Morarji Desai had long administrative experience as a Provincial Service Officer in the Raj, Chief Minister of the erstwhile Bombay State, and his tenures in the Centre as Commerce and, twice, Finance Minister. Thus, he came to South Block with immense knowledge of government working which he put to good use. His press secretary, the late HY Sharda Prasad has written of him, “He was a first-rate administrator, one of the best in free India. He could seize a problem or a file by its head and its tail. He asked the right questions and came to the right conclusions. He had too much common sense of the rules and precedents to be fooled by the bureaucracy… No future Prime Minister will think as he did, that people have to be ‘improved’ morally. They will rather play up to them.”

He had suffered detention during the 19 months of the emergency and done so stoically. He felt that the detention had helped him, both, mentally and physically.

Though he at times could sometimes give acerbic replies at press conferences and press interviews, he was a believer in independence of the fourth estate and never missed his monthly press conference. It is a fact that in India today leaders who called a spade a spade and made an impact of profound consequence are not much remembered. Jayaprakash Narayan and Morarji Desai are two such examples. Nehru said of Morarji Desai in a letter to CD Deshmukh in April 1956, “There are very few people whom I respect so much for their rectitude, ability, efficiency and fairness as Morarji Desai.”

When asked to name the single most important achievement of the Janata Government taking over as it did from a dictatorial regime, Morarji said in an interview, “It was removing the sense of fear from the heart of the people.

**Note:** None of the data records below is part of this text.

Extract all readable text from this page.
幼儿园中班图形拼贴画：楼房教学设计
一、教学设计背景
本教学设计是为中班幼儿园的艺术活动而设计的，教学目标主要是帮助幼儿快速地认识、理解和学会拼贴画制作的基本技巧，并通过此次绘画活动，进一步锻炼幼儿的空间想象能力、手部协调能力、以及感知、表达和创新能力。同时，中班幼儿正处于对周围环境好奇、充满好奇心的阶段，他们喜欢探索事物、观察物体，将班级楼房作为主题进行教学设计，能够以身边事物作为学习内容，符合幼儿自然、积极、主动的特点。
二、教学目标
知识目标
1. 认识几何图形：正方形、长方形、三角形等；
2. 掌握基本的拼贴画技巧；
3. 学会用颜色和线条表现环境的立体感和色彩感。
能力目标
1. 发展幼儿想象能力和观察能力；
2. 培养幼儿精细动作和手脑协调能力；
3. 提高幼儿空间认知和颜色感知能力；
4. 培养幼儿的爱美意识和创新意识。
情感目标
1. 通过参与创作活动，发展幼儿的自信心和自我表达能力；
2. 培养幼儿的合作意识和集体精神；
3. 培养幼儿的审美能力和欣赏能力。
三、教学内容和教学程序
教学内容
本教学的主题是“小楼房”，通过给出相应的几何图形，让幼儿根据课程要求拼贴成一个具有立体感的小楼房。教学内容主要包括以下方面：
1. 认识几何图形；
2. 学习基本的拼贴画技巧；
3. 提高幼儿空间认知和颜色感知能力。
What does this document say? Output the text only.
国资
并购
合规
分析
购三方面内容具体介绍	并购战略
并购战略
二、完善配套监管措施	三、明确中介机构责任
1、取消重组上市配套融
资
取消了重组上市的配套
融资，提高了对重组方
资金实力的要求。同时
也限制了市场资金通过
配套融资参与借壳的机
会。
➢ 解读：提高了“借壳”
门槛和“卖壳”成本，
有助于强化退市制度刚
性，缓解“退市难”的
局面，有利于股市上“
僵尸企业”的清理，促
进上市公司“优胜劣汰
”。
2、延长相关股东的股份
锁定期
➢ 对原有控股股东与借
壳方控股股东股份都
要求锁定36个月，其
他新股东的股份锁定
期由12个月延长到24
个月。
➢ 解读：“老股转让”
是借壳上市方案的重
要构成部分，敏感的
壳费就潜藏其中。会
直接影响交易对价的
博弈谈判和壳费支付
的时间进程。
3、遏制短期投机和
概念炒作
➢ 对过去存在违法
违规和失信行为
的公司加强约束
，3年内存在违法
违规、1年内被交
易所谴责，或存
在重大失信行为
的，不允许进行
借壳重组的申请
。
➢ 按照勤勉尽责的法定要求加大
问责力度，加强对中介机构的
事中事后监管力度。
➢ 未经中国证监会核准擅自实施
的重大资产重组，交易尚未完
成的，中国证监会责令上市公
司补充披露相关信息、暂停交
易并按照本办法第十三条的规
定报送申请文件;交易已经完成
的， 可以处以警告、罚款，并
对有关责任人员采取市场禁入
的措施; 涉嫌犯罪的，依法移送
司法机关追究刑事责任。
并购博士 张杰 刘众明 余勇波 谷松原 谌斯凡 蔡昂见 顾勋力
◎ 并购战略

They were terrified by what they saw happening around them during the Emergency and they were too scared to come out openly. We changed all that. We brought the spirit of democracy back to the land.”

When he spoke of the ‘spirit of democracy’, he meant the term in the most intense sense. He meant an open and egalitarian society in which freedom of expression would be paramount. It is in the interest of India`s future that the principles of tall leaders like Morarji Desai be remembered and put into practice.

(Arvindar Singh is the biographer of former Prime Minister Morarji Desai. His book is entitled “Morarji Desai: A Profile in Courage”.)